In the GAO report, the agency said the only issue fully addressed by TSA was the establishment of an "internal oversight board" to review CAPPS II. "Other issues, including ensuring the accuracy of data used by CAPPS II, stress testing, preventing unauthorized access to the system and resolving privacy concerns have not been completely addressed, due partly to the early stage of the system's development," the GAO report noted
(BTN, March 15)."Congress needs to step in and require GAO to perform the same objective evaluation of this program—looking at both its effectiveness and its impact on privacy—that it did for CAPPS II," said Barry Steinhardt, director of ACLU's technology and liberty project.
GAO said TSA prolonged testing and developing CAPPS II, "due in large part to delays in obtaining needed passenger data for testing from air carriers because of privacy concerns." Yet, the mandate to domestic airlines should speed tests and propel Secure Flight beyond its predecessor, which never made it to the testing phase.
Attempting to quell the concerns highlighted in the GAO report, a TSA spokesperson said those conditions "addressed CAPPS II specifically, and Secure Flight is a different program." TSA still is making efforts to comply with those standards.
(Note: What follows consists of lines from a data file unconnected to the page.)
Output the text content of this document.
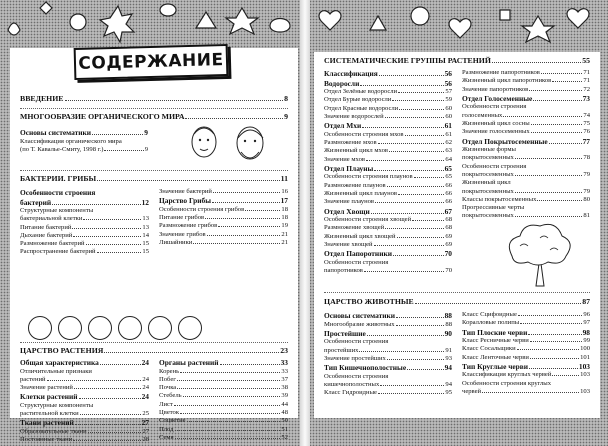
ВВЕДЕНИЕ	8
МНОГООБРАЗИЕ ОРГАНИЧЕСКОГО МИРА	9
Основы систематики	9
Классификация органического мира
(по Т. Кавалье-Смиту, 1998 г.)	9
БАКТЕРИИ. ГРИБЫ	11
Особенности строения
бактерий	12
Структурные компоненты
бактериальной клетки	13
Питание бактерий	13
Дыхание бактерий	14
Размножение бактерий	15
Распространение бактерий	15
Значение бактерий	16
Царство Грибы	17
Особенности строения грибов	18
Питание грибов	18
Размножение грибов	19
Значение грибов	21
Лишайники	21
ЦАРСТВО РАСТЕНИЯ	23
Общая характеристика	24
Отличительные признаки
растений	24
Значение растений	24
Клетки растений	24
Структурные компоненты
растительной клетки	25
Ткани растений	27
Образовательные ткани	27
Постоянные ткани	28
Органы растений	33
Корень	33
Побег	37
Почка	38
Стебель	39
Лист	44
Цветок	48
Соцветие	50
Плод	51
Семя	52
СОДЕРЖАНИЕ	СИСТЕМАТИЧЕСКИЕ ГРУППЫ РАСТЕНИЙ	55
Классификация	56
Водоросли	56
Отдел Зелёные водоросли	57
Отдел Бурые водоросли	59
Отдел Красные водоросли	60
Значение водорослей	60
Отдел Мхи	61
Особенности строения мхов	61
Размножение мхов	62
Жизненный цикл мхов	63
Значение мхов	64
Отдел Плауны	65
Особенности строения плаунов	65
Размножение плаунов	66
Жизненный цикл плаунов	66
Значение плаунов	66
Отдел Хвощи	67
Особенности строения хвощей	68
Размножение хвощей	68
Жизненный цикл хвощей	69
Значение хвощей	69
Отдел Папоротники	70
Особенности строения
папоротников	70
Размножение папоротников	71
Жизненный цикл папоротников	71
Значение папоротников	72
Отдел Голосеменные	73
Особенности строения
голосеменных	74
Жизненный цикл сосны	75
Значение голосеменных	76
Отдел Покрытосеменные	77
Жизненные формы
покрытосеменных	78
Особенности строения
покрытосеменных	79
Жизненный цикл
покрытосеменных	79
Классы покрытосеменных	80
Прогрессивные черты
покрытосеменных	81
ЦАРСТВО ЖИВОТНЫЕ	87
Основы систематики	88
Многообразие животных	88
Простейшие	90
Особенности строения
простейших	91
Значение простейших	93
Тип Кишечнополостные	94
Особенности строения
кишечнополостных	94
Класс Гидроидные	95
Класс Сцифоидные	96
Коралловые полипы	97
Тип Плоские черви	98
Класс Ресничные черви	99
Класс Сосальщики	100
Класс Ленточные черви	101
Тип Круглые черви	103
Классификация круглых червей	103
Особенности строения круглых
червей	103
NBTA said TSA already takes into account such concerns highlighted in the GAO report as enabling an outlet to clear misidentified passengers and "stress testing," among others. "The concerns that were raised throughout the CAPPS II program seem to have been heard and are being addressed," an NBTA spokesperson said. "They're going about this in a much more productive way."
Others are less sanguine.
"If they're going to get off on the right foot, they're going to have to be transparent and upfront from the get-go or people are going to have a jaundiced view almost immediately," BTC's Mitchell said, noting he will submit comments to TSA.
NBTA said its data protection committee and the Legislative Advisory Council are reviewing the details of Secure Flight and also "will provide comments to TSA," while the Association of Corporate Travel Executives last week said its traveler security task force will "pursue TSA for details" on Secure Flight.
"We want to know about the reconciliation process, the restitution process and the likely cost-impact to businesses, in comparison with the level of protection this new program is expected to provide," said ACTE executive director Nancy Holtzman. "TSA would be wise to come out of the gate with all of the proposed processes intact and ready to go."
Tanya Pope, Viacom vice president of travel technology and operations, expressed concern about how TSA will collect the data. "We have to expect they have the data anyway, but the big thing is notification," she said, noting she is troubled by the government taking travelers' PNR data from airlines without notification. "Every credit card vendor in your agreement states that he's going to give your information to the credit bureau," she said. "You need to agree to that. They'd never get away with that in Europe."
American Airlines
(BTN, April 12) and JetBlue Airways
(BTN, Oct. 6, 2003) previously acknowledged sending data to government contractors, and Northwest Airlines early this year admitted it transmitted passenger information to NASA in September 2001
(BTN, Feb. 9). While these actions have spurred lawsuits, other major carriers in the past said they would not relinquish PNR data unless mandated by the government, which is expected to shield airlines from lawsuits.
Southwest Airlines said, "Private customer information is something that Southwest has long held extremely close and reviews any request for information with that same filter. We're going to have to see the final order if it gets to that point."
American Airlines noted that it is within policy "to turn over any documents to TSA when ordered to do so by law or court order." Continental Airlines said it was too early to comment, and Northwest said it is "reviewing the matter with TSA." Other major domestic carriers relinquished comment to the Air Transport Association, which as of press time did not return calls to BTN.